Des soldats français de l'opération Sangaris en Centrafrique.

Des soldats français de l'opération Sangaris en Centrafrique. - Jean-Pierre Campagne - AFP

Deux associations de défense des droits des enfants, parties civiles dans l’affaire de soupçons de viols sur mineurs en Centrafrique, redoutent un non-lieu dans l’enquête. Elles exigent de nouvelles auditions des militaires mis en cause.

La mine grave, la voix ferme, trois des avocats des parties civiles ne cachent plus leur inquiétude dans "l'affaire Sangaris". Presque trois mois après la clôture de l'instruction, ils sont convaincus que l'enquête s'oriente vers un non-lieu, dans un dossier où aucune mise en examen n'a été prononcée.

Les associations Innocence en Danger et Enfance et Partage, représentées par ces trois avocats, ont donc déposé ce mercredi auprès des juges d'instruction plusieurs demandes de nouveaux actes de procédure, dans l'espoir de la relancer avant les réquisitions du parquet, qui doivent être rendues avant le 20 mars prochain.

"Tout le travail de recoupement qui était à faire n'a pas été fait. Ce n'est pas parce que ces enfants-là sont loin de notre territoire, ce n'est pas parce que ce sont des 'va-nu-pieds' et des 'crève-la-faim' qu'ils ne méritent pas que l'on fasse une instruction totale, comme notre justice sait le faire quand ça l'intéresse de le faire", tonne Me Rodolphe Costantino, avocat d’Enfance et Partage.

Des accusations très graves

Dans ce dossier, 41 mineurs, majoritairement des garçons, dont certains n'avaient que 7 ans au moment des faits présumés, déclarent avoir été victimes de viols et d'agressions sexuelles par des soldats français de la mission Sangaris entre 2013 et 2015, dans un camp de réfugiés en Centrafrique. Des viols qu'ils auraient subis en échange de nourriture, ou de petites sommes d'argent.

Ces accusations très graves avaient fait l'objet d'une enquête préliminaire pendant près d'un an, menée par le parquet de Paris, mais elles n'avaient éclaté au grand jour qu'à la faveur d'un rapport de l'ONU, rendu public par le journal britannique The Guardian, en avril 2015. Peu de temps après la publication de cette note confidentielle, le parquet de Paris avait ouvert une information judiciaire, et saisi trois juges d'instruction pour poursuivre les investigations, qui ont établi que quatorze militaires étaient soupçonnés de ces faits présumés.
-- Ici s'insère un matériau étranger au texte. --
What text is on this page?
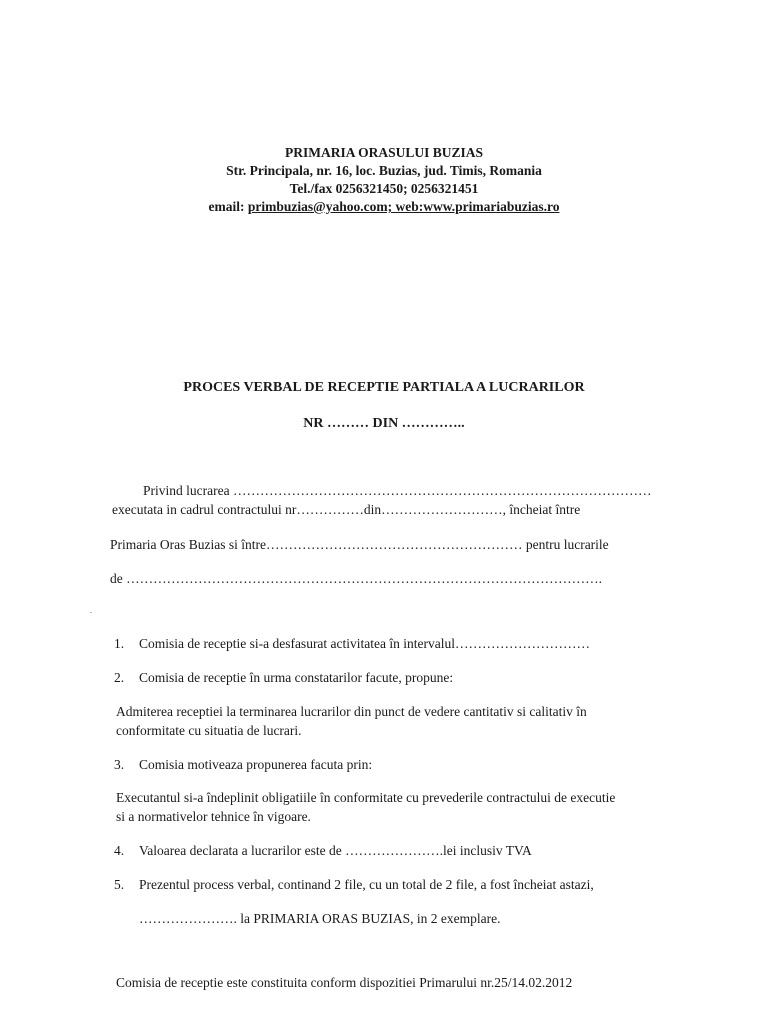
PRIMARIA ORASULUI BUZIAS
Str. Principala, nr. 16, loc. Buzias, jud. Timis, Romania
Tel./fax 0256321450; 0256321451
email: primbuzias@yahoo.com; web:www.primariabuzias.ro
PROCES VERBAL DE RECEPTIE PARTIALA A LUCRARILOR
NR ……… DIN …………..
Privind lucrarea …………………………………………………………………………………
executata in cadrul contractului nr……………din………………………, încheiat între
Primaria Oras Buzias si între………………………………………………… pentru lucrarile
de …………………………………………………………………………………………….
.
1. Comisia de receptie si-a desfasurat activitatea în intervalul…………………………
2. Comisia de receptie în urma constatarilor facute, propune:
Admiterea receptiei la terminarea lucrarilor din punct de vedere cantitativ si calitativ în
conformitate cu situatia de lucrari.
3. Comisia motiveaza propunerea facuta prin:
Executantul si-a îndeplinit obligatiile în conformitate cu prevederile contractului de executie
si a normativelor tehnice în vigoare.
4. Valoarea declarata a lucrarilor este de ………………….lei inclusiv TVA
5. Prezentul process verbal, continand 2 file, cu un total de 2 file, a fost încheiat astazi,
…………………. la PRIMARIA ORAS BUZIAS, in 2 exemplare.
Comisia de receptie este constituita conform dispozitiei Primarului nr.25/14.02.2012
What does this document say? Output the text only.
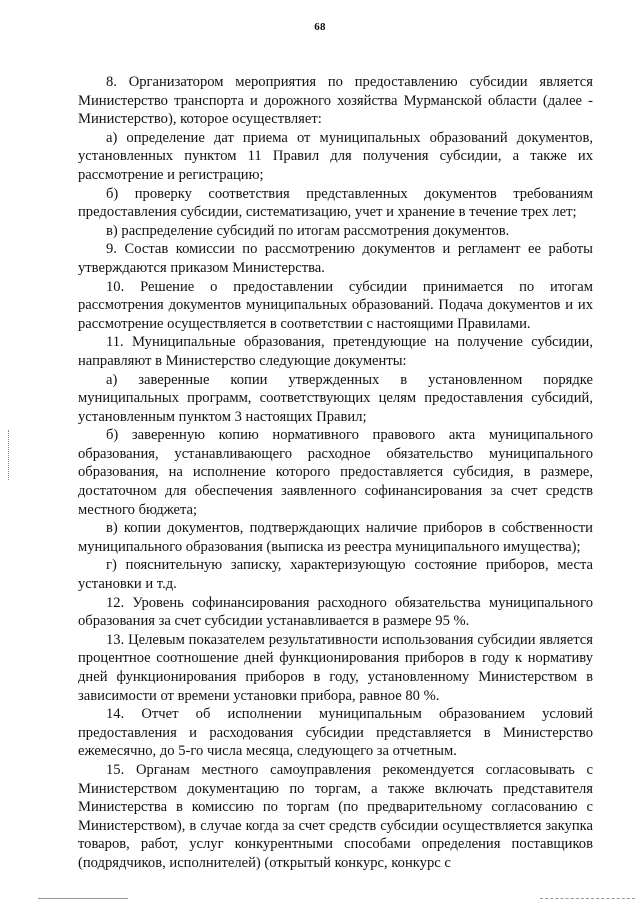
68

8. Организатором мероприятия по предоставлению субсидии является Министерство транспорта и дорожного хозяйства Мурманской области (далее - Министерство), которое осуществляет:

а) определение дат приема от муниципальных образований документов, установленных пунктом 11 Правил для получения субсидии, а также их рассмотрение и регистрацию;

б) проверку соответствия представленных документов требованиям предоставления субсидии, систематизацию, учет и хранение в течение трех лет;

в) распределение субсидий по итогам рассмотрения документов.

9. Состав комиссии по рассмотрению документов и регламент ее работы утверждаются приказом Министерства.

10. Решение о предоставлении субсидии принимается по итогам рассмотрения документов муниципальных образований. Подача документов и их рассмотрение осуществляется в соответствии с настоящими Правилами.

11. Муниципальные образования, претендующие на получение субсидии, направляют в Министерство следующие документы:

а) заверенные копии утвержденных в установленном порядке муниципальных программ, соответствующих целям предоставления субсидий, установленным пунктом 3 настоящих Правил;

б) заверенную копию нормативного правового акта муниципального образования, устанавливающего расходное обязательство муниципального образования, на исполнение которого предоставляется субсидия, в размере, достаточном для обеспечения заявленного софинансирования за счет средств местного бюджета;

в) копии документов, подтверждающих наличие приборов в собственности муниципального образования (выписка из реестра муниципального имущества);

г) пояснительную записку, характеризующую состояние приборов, места установки и т.д.

12. Уровень софинансирования расходного обязательства муниципального образования за счет субсидии устанавливается в размере 95 %.

13. Целевым показателем результативности использования субсидии является процентное соотношение дней функционирования приборов в году к нормативу дней функционирования приборов в году, установленному Министерством в зависимости от времени установки прибора, равное 80 %.

14. Отчет об исполнении муниципальным образованием условий предоставления и расходования субсидии представляется в Министерство ежемесячно, до 5-го числа месяца, следующего за отчетным.

15. Органам местного самоуправления рекомендуется согласовывать с Министерством документацию по торгам, а также включать представителя Министерства в комиссию по торгам (по предварительному согласованию с Министерством), в случае когда за счет средств субсидии осуществляется закупка товаров, работ, услуг конкурентными способами определения поставщиков (подрядчиков, исполнителей) (открытый конкурс, конкурс с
Des "lacunes" durant l’enquête?

Des investigations conduites par la gendarmerie prévôtale, une branche de la gendarmerie nationale, seule habilitée à enquêter sur des militaires en opération extérieure. Or, pour ces trois avocats des parties civiles, Me Rodolphe Costantino, Me Marie Grimaud, et Me Agathe Morel, il y a eu "conflit d'intérêts" durant l'enquête.

"L'armée a été juge et partie dans ce dossier, et cela se ressent dans les auditions des enfants par exemple, durant lesquelles l'enquêteur principal n'a pas caché son scepticisme quant aux accusations qu'ils pouvaient porter", estime Me Marie Grimaud.
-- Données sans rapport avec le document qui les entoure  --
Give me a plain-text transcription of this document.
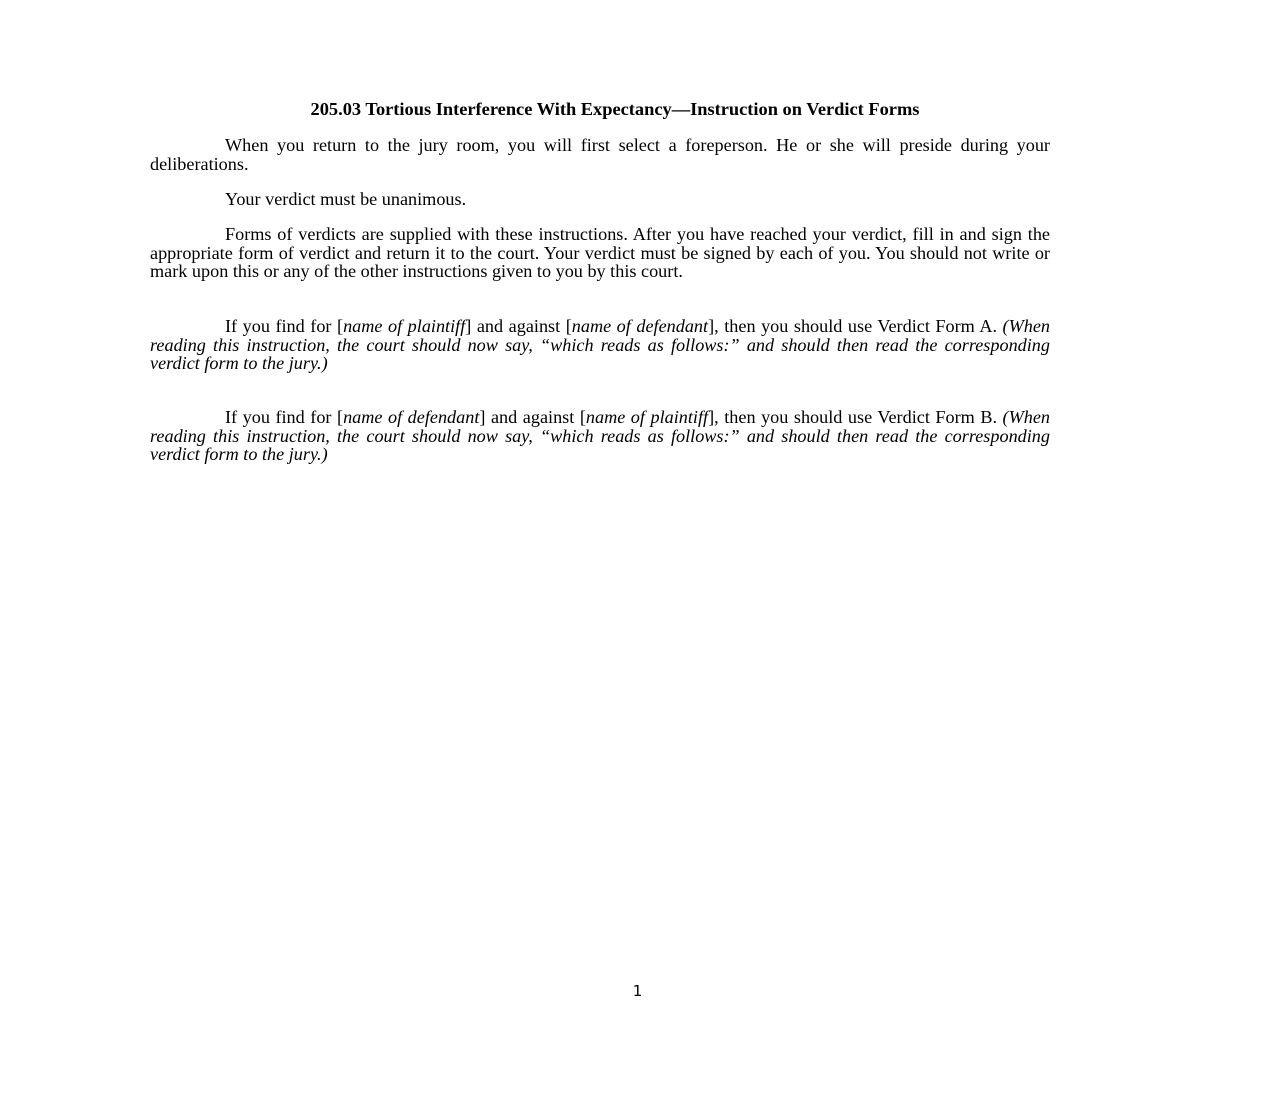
205.03 Tortious Interference With Expectancy—Instruction on Verdict Forms

When you return to the jury room, you will first select a foreperson. He or she will preside during your deliberations.

Your verdict must be unanimous.

Forms of verdicts are supplied with these instructions. After you have reached your verdict, fill in and sign the appropriate form of verdict and return it to the court. Your verdict must be signed by each of you. You should not write or mark upon this or any of the other instructions given to you by this court.

If you find for [name of plaintiff] and against [name of defendant], then you should use Verdict Form A. (When reading this instruction, the court should now say, “which reads as follows:” and should then read the corresponding verdict form to the jury.)

If you find for [name of defendant] and against [name of plaintiff], then you should use Verdict Form B. (When reading this instruction, the court should now say, “which reads as follows:” and should then read the corresponding verdict form to the jury.)

1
L'avocate dénoncer le fait que seuls 15 des 41 enfants se déclarant victimes ont été entendus par la justice française. Elle dénonce aussi le fait qu'aucun listing complet de tous les militaires français qui ont transité par ce camp durant la période concernée n'ait été dressé, avec leurs descriptions physiques, afin de les recouper avec les témoignages des mineurs.

Aujourd'hui, elle et ses confrères demandent donc l'établissement de cette liste, de nouvelles auditions de militaires, voire des confrontations entre eux. Car des écoutes téléphoniques réalisées durant l'enquête, et consignées dans le dossier d'instruction, auraient révélé "une concertation évidente entre ces militaires pour accorder leurs versions", poursuit Me Grimaud.
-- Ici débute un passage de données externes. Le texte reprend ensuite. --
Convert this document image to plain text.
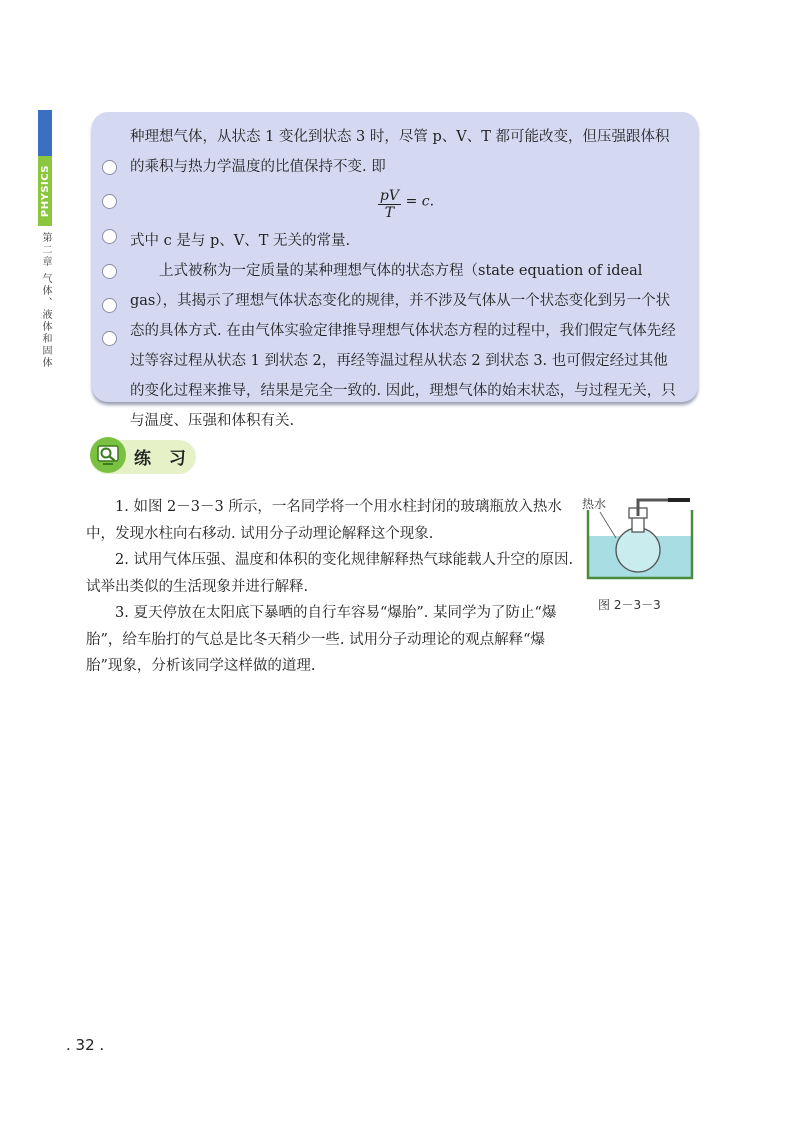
PHYSICS
第二章 气体、液体和固体

种理想气体，从状态 1 变化到状态 3 时，尽管 p、V、T 都可能改变，但压强跟体积的乘积与热力学温度的比值保持不变. 即

$\frac{pV}{T} = c$.

式中 c 是与 p、V、T 无关的常量.

上式被称为一定质量的某种理想气体的状态方程（state equation of ideal gas），其揭示了理想气体状态变化的规律，并不涉及气体从一个状态变化到另一个状态的具体方式. 在由气体实验定律推导理想气体状态方程的过程中，我们假定气体先经过等容过程从状态 1 到状态 2，再经等温过程从状态 2 到状态 3. 也可假定经过其他的变化过程来推导，结果是完全一致的. 因此，理想气体的始末状态，与过程无关，只与温度、压强和体积有关.

练 习

1. 如图 2－3－3 所示，一名同学将一个用水柱封闭的玻璃瓶放入热水中，发现水柱向右移动. 试用分子动理论解释这个现象.

2. 试用气体压强、温度和体积的变化规律解释热气球能载人升空的原因. 试举出类似的生活现象并进行解释.

3. 夏天停放在太阳底下暴晒的自行车容易“爆胎”. 某同学为了防止“爆胎”，给车胎打的气总是比冬天稍少一些. 试用分子动理论的观点解释“爆胎”现象，分析该同学这样做的道理.

热水
图 2－3－3
. 32 .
Pas de poursuites pour des vidéos pédopornographiques

L'avocate s'étonne également de l'absence de poursuites judiciaires à l'encontre de l'un des soldats mis en cause, le seul placé en garde en vue au cours de l'enquête. Un militaire dont l'exploitation du téléphone a mis au jour la présence de "six vidéos pédopornographiques", sans qu'il ne soit interrogé à ce sujet.

De leur côté, les juges d'instruction estiment qu'aucun élément n'a permis durant l’enquête de corroborer les accusations portées contre les soldats. Des accusations qualifiées de "fragiles" par une source proche de l’enquête, qui ont parfois varié au fil des auditions, et qui se sont heurtées à certaines invraisemblances - un soldat aux yeux bleus mis en cause par un enfant qui parlait de ses "yeux gris", détaille ainsi Me Costantino.

Ces magistrats ont désormais un mois pour répondre favorablement ou non aux demandes d'actes d'enquête de ces trois avocats. S'ils les rejettent, dès que le parquet rendra ses réquisitions, au plus tard le 20 mars prochain, ils pourraient rendre une éventuelle ordonnance de non-lieu, mettant un point final à deux ans et demi d’investigations.